Axiom Strategies Founder and CEO Jeff Roe says that the 2021 Youngkin campaign, which his firm helped manage, exemplified how to win over swing, suburban voters.

“In Virginia we talked about issues that people faced every day,” he said in an interview. The campaign avoided national, anger-inducing mêlées, capitalized on both education and economic issues, and garnered the attention of ample local media along the way.

Republicans, he said, “can talk about inflation, jobs, the economy, crime, and education, and be talking to a broad swath of the electorate in a way that the Democrats simply can’t” because of their low approval ratings on those issues. “To focus on anything else is political malpractice.”

That strategy helped Youngkin both earn ample rural support and gain ground in suburban areas like Chesterfield County, where former President Donald Trump was the first Republican to lose in 72 years in 2020. Chesterfield County encompasses the suburbs southwest of Richmond. In recent years, its population increasingly consists of upper-middle class, college-educated folks who tend to vote for Democrats in major elections.

Like the Northern Virginia counties outside of Washington, D.C., that Youngkin also improved in over Trump, Chesterfield County’s population is similar to suburban counties in Pennsylvania like Bucks County, northwest of Philadelphia. In 2020, Biden ran up the score in the vote-rich Bucks County, winning it by 4.4% compared to Hillary Clinton’s 0.6% victory there in 2016.

“Trump’s loss in 2020 shows you can’t win by maxing out in the rural parts of the state and the exurbs and get crushed in the suburbs,” said Christopher Nicholas, principal of Eagle Consulting Group in Harrisburg. Nicholas also noted that the Pennsylvania GOP candidates for state auditor general and treasurer in 2020 and U.S. Sen. Pat Toomey in 2016 all ran ahead of Trump because they “did less poorly” in the suburbs while holding a similar level of the rural vote.

“As long as you’re not viewed as an extremist, then these voters will hear your argument,” Roe said.

Unfortunately for Pennsylvania Republicans, that’s exactly how Mastriano will likely be viewed.

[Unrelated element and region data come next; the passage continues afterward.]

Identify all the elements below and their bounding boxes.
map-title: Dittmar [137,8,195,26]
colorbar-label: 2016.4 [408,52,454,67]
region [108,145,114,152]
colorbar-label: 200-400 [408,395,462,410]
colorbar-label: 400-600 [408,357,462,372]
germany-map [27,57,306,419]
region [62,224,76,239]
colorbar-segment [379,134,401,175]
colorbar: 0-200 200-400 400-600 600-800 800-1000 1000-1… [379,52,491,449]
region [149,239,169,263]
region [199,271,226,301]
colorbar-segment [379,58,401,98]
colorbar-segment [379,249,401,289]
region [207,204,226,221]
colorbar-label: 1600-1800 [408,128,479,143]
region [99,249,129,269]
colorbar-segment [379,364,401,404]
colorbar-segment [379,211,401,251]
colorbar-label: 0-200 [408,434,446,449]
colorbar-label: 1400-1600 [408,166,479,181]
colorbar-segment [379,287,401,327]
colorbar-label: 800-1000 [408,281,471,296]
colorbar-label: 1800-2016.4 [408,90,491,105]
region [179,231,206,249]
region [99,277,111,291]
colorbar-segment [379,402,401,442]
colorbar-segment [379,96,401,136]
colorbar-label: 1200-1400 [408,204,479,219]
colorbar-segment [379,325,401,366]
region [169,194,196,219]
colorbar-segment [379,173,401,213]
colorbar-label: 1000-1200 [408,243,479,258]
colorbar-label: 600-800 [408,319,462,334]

While shunning local media in favor of outlets like Newsmax – which almost no swing voters will ever watch – Mastriano faces an endless glut of negative local news. Incidents like being shown wearing a confederate uniform in an Army War College faculty photo, and ads by Shapiro calling Mastriano “dangerous” and “too extreme” go virtually unchallenged thanks to Mastriano’s tepid fundraising. Any ideas Mastriano has about everyday issues are heard only by the crowds at his closed-off events held primarily in rural strongholds. Even then, though, his messaging is often stark, moralistic, and vague.

Meanwhile, Shapiro also appears to have astutely boxed Mastriano out of claiming the education mantle by, compared to McAuliffe, keeping teachers’ unions at arms length and endorsing school choice.

“What I admire about Shapiro is that he is running in every single county,” said Rebecca McNichol, Pennsylvania executive director of progressive candidate training firm Emerge. “That’s why he has a track record of getting more votes than any other statewide candidate when he’s on the ballot.”

Some Republican operatives and pollsters such as Trafalgar Group Senior Strategist Robert Cahaly believe that turnout of “submerged” Republicans will far exceed expectations, proving most polls wrong, and sweep in Republican candidates in November. If such a trend were to come to fruition in Pennsylvania, it would have to be of historic magnitude to overcome the political malpractice of the Mastriano campaign.